You just have to type Tibet into WordPress to get a feel of what other people think/say about this place, its history and its future. I don’t need to add my viewpoint. What I will say is, there were a few parts that stood out for me.
- I come from Northern Ireland. It is a small place. We do flags. A lot of them. https://en.wikipedia.org/wiki/List_of_flags_used_in_Northern_Ireland
- I also grew up in a time of heightened security in Northern Ireland.
- Anything goes.
I notice flags. In Suzhou – there are no flags. In Tibet, even in what I felt to be the remote parts of Tibet and in the cities…
Our train journeys within the region and leaving Tibet Autonomous Region had security that I think made me feel safe. But when a penknife is confiscated in Shigatse having travelled into Lhasa from Shanghai, it seemed a little odd. Even proving that I needed the medicine/and indeed that it was medicine for Eleanor when leaving Lhasa for Suzhou seemed slightly pedantic.
The trips into the market and even on the trains we saw some odd things, sheep on heads, dead sheep (or maybe a goat) in a bag being hauled onto the train and finally a dentists corner in a fairly central part of old town in Lhasa. This wasn’t the only one we saw. There is a multitude of things wrong with this “clinic” (broadest sense of the word!)
The holiday wasn’t relaxing. Eleanor was unsettled because of the altitude and because Martin wasn’t there. I was unsettled because Eleanor wasn’t well/herself and I know that despite the fact that we had some good days she won’t talk about the trip. When others talked about their Christmas holidays in school she didn’t say anything as she didn’t think she had really done anything, save go to hospital. Hopefully she will look back on this trip as a cool experience.

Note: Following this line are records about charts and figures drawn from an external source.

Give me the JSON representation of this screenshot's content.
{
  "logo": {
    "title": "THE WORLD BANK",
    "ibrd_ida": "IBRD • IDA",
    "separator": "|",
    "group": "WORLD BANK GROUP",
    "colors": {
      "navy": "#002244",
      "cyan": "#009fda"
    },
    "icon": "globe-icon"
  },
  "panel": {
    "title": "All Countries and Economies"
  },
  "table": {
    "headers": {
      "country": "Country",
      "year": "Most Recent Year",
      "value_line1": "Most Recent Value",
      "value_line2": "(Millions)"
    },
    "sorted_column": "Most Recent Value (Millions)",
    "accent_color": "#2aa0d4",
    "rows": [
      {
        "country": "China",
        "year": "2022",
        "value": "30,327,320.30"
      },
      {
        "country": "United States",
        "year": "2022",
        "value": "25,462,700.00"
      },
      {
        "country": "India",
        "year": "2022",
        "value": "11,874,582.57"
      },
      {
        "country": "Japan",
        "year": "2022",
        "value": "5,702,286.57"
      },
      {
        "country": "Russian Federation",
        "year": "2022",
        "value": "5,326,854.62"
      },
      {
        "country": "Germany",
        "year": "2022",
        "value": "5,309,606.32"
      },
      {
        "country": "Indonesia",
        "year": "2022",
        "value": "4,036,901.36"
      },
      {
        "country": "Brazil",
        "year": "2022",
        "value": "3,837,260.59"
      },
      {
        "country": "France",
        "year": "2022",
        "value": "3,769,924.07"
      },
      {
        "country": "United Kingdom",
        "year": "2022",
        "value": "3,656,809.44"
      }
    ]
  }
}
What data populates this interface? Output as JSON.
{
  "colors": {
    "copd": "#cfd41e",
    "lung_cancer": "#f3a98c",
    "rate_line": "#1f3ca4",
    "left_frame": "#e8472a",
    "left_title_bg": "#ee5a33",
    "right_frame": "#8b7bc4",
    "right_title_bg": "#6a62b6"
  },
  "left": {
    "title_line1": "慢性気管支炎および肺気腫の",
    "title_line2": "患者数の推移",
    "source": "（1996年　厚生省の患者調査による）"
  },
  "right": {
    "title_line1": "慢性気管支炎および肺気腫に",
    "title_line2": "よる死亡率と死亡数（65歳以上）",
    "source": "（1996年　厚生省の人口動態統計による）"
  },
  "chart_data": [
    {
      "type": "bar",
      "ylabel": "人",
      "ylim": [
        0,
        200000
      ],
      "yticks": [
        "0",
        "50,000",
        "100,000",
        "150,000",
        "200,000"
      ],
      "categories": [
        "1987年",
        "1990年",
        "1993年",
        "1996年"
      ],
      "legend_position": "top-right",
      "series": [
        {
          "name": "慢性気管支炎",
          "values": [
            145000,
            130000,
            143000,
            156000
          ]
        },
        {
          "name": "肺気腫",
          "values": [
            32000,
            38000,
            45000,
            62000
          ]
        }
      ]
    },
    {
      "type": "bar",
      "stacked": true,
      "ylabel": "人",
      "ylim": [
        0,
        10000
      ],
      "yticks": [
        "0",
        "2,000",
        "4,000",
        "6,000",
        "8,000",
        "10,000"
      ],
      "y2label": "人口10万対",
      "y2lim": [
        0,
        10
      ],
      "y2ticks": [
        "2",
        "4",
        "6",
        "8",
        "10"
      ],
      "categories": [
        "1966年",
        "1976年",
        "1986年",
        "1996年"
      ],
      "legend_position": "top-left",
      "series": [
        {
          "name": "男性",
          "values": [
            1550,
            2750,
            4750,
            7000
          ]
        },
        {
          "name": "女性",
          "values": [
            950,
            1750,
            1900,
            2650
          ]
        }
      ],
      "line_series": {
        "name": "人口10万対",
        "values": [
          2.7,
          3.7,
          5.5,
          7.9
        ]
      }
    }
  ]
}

So maybe this wasn’t the best trip that 2/3rds of the Croziers have been on. Maybe no trip was going to be ideal because we were spending it away from Martin.
I might be back – but on my own.
The views were outstanding everywhere and the skies just breathtaking (literally).
I don’t know what 2018 will hold for us, but the first week of our Chinese New Year holiday (12-16th February) will be spent in Harbin, where the temperatures during the day currently range between -21 and -9 during the day and between -31 to -19 degrees CELCIUS at night. (temperatures for the next week).
Why Harbin? Well you will just have to wait and see.